À l’occasion de la commémoration, ce mardi, du 12ème anniversaire des événements tragiques du 28 septembre, l’Association des Victimes Parents et Amis du 28 septembre 2009 (AVIPA) a animé une conférence de presse dans la salle Elhadj Mohamed Koula Diallo de la Maison de la presse.

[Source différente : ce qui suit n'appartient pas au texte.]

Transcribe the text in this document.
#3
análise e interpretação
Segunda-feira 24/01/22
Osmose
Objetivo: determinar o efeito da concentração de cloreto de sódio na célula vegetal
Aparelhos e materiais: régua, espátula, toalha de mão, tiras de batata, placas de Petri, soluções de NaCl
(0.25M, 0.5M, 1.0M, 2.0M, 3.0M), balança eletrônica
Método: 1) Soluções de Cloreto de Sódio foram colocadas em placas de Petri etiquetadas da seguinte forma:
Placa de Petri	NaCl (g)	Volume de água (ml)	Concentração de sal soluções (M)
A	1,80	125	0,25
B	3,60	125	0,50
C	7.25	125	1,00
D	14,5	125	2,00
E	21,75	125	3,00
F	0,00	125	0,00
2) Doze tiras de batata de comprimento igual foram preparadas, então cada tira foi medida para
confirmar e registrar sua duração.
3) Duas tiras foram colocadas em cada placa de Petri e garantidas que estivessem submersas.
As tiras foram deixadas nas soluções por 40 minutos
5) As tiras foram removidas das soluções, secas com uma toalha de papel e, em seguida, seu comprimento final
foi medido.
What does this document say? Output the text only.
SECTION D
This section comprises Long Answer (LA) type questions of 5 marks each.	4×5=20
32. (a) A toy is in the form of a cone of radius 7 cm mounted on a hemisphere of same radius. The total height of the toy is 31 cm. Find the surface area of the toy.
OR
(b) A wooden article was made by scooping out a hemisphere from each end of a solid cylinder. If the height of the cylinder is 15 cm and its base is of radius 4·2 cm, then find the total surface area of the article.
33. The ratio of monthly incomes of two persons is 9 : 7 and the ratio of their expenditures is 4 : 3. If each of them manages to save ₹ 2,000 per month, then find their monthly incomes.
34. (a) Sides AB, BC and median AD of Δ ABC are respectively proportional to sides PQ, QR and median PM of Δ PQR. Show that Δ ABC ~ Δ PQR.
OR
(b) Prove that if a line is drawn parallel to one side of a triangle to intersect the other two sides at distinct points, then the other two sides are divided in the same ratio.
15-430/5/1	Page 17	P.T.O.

Après avoir rendu un vibrant hommage aux personnes ayant perdu la vie suite à ces événements, madame Asmaou Diallo, présidente de l’AVIP a fait savoir que ces derniers mois, le comité de pilotage pour l’organisation du procès du massacre du 28 septembre composé des autorités et des partenaires internationaux avait relancé ses travaux. « Malgré l’implication, dit-elle, des partenaires internationaux pour mettre les conditions nécessaires pour la bonne tenue du procès, il y a un manque de volonté politique qui bloquait encore le processus ».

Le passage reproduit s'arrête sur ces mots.